23) O sócio e legal representante das Autoras teve de pedir dinheiro emprestado ao seu pai para despender do valor de 25.761,45 EUR em pagamento na horta da celebração da transacção.

24) A 2ª Autora, devido ao Réu, tenha tido encargos com o atraso no pagamento de outros compromissos com o Fisco – 11.303,3 EUR.

Na justificação dos factos não provados, o M.º Juiz fundamentou que:

Os dois primeiros factos reportam-se ao tipo de acordo que possa ter existido entre o Réu e o seu colega advogado de D... sobre o momento em que se iniciaria o Pagamento da 1ª prestação do acordo mencionado em 2.1), dos factos provados.

Tal acordo, efectuado no processo ..., homologado por despacho de 03/06/2011 estipulava que a 1ª prestação teria de ser paga em 30/06/2011.

Ora, em primeiro lugar, não se tem nos autos qualquer missiva do mandatário de D... de onde se pudesse retirar que tivesse efectivamente ficado ajustado entre ele e Réu que o pagamento de tal prestação se faria com a entrega das máquinas.

Também não prestou o advogado de D... depoimento nestes autos.

Assim, desconhece-se o que um dos interlocutores possa ter acordado ou não com o Réu.

Em segundo lugar, o que o Réu refere no indicado mail de fls. 490 verso, datado de 11/10/2011 é que tem feito transmitir ao seu colega que as Autoras fariam os pagamentos quando recebessem as máquinas o que significa que era essa a intenção das Autoras e assim o Réu o transmitiu, não que tal tivesse assim sido acordado.
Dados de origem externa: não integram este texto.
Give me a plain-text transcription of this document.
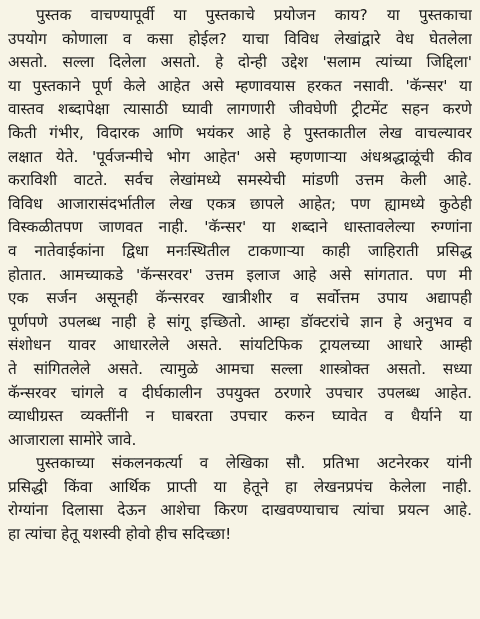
पुस्तक वाचण्यापूर्वी या पुस्तकाचे प्रयोजन काय? या पुस्तकाचा
उपयोग कोणाला व कसा होईल? याचा विविध लेखांद्वारे वेध घेतलेला
असतो. सल्ला दिलेला असतो. हे दोन्ही उद्देश 'सलाम त्यांच्या जिद्दिला'
या पुस्तकाने पूर्ण केले आहेत असे म्हणावयास हरकत नसावी. 'कॅन्सर' या
वास्तव शब्दापेक्षा त्यासाठी घ्यावी लागणारी जीवघेणी ट्रीटमेंट सहन करणे
किती गंभीर, विदारक आणि भयंकर आहे हे पुस्तकातील लेख वाचल्यावर
लक्षात येते. 'पूर्वजन्मीचे भोग आहेत' असे म्हणणाऱ्या अंधश्रद्धाळूंची कीव
कराविशी वाटते. सर्वच लेखांमध्ये समस्येची मांडणी उत्तम केली आहे.
विविध आजारासंदर्भातील लेख एकत्र छापले आहेत; पण ह्यामध्ये कुठेही
विस्कळीतपण जाणवत नाही. 'कॅन्सर' या शब्दाने धास्तावलेल्या रुग्णांना
व नातेवाईकांना द्विधा मनःस्थितील टाकणाऱ्या काही जाहिराती प्रसिद्ध
होतात. आमच्याकडे 'कॅन्सरवर' उत्तम इलाज आहे असे सांगतात. पण मी
एक सर्जन असूनही कॅन्सरवर खात्रीशीर व सर्वोत्तम उपाय अद्यापही
पूर्णपणे उपलब्ध नाही हे सांगू इच्छितो. आम्हा डॉक्टरांचे ज्ञान हे अनुभव व
संशोधन यावर आधारलेले असते. सांयटिफिक ट्रायलच्या आधारे आम्ही
ते सांगितलेले असते. त्यामुळे आमचा सल्ला शास्त्रोक्त असतो. सध्या
कॅन्सरवर चांगले व दीर्घकालीन उपयुक्त ठरणारे उपचार उपलब्ध आहेत.
व्याधीग्रस्त व्यक्तींनी न घाबरता उपचार करुन घ्यावेत व धैर्याने या
आजाराला सामोरे जावे.
पुस्तकाच्या संकलनकर्त्या व लेखिका सौ. प्रतिभा अटनेरकर यांनी
प्रसिद्धी किंवा आर्थिक प्राप्ती या हेतूने हा लेखनप्रपंच केलेला नाही.
रोग्यांना दिलासा देऊन आशेचा किरण दाखवण्याचाच त्यांचा प्रयत्न आहे.
हा त्यांचा हेतू यशस्वी होवो हीच सदिच्छा!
Os depoimentos das testemunhas das Autoras em julgamento, apesar de nalguns casos (II, EE) reflectirem essa pretensão, foram interessados, pouco isentos, procurando demonstrar que o Réu assumia a culpa de uma falta de lisura do seu colega (mandatário da D...) a qual não está comprovada minimamente nos autos que tenha sucedido.

O que se denota ou pelo menos se pode indiciar é que as Autoras, através do seu legal representante, queriam que o pagamento das prestações do acordo só se iniciasse com a entrega das máquinas penhoradas favor de D..., algo que o Réu transmitiu mas que não está vertido no acordo nem há qualquer documento de onde tal possa ressaltar como tendo sido acordado.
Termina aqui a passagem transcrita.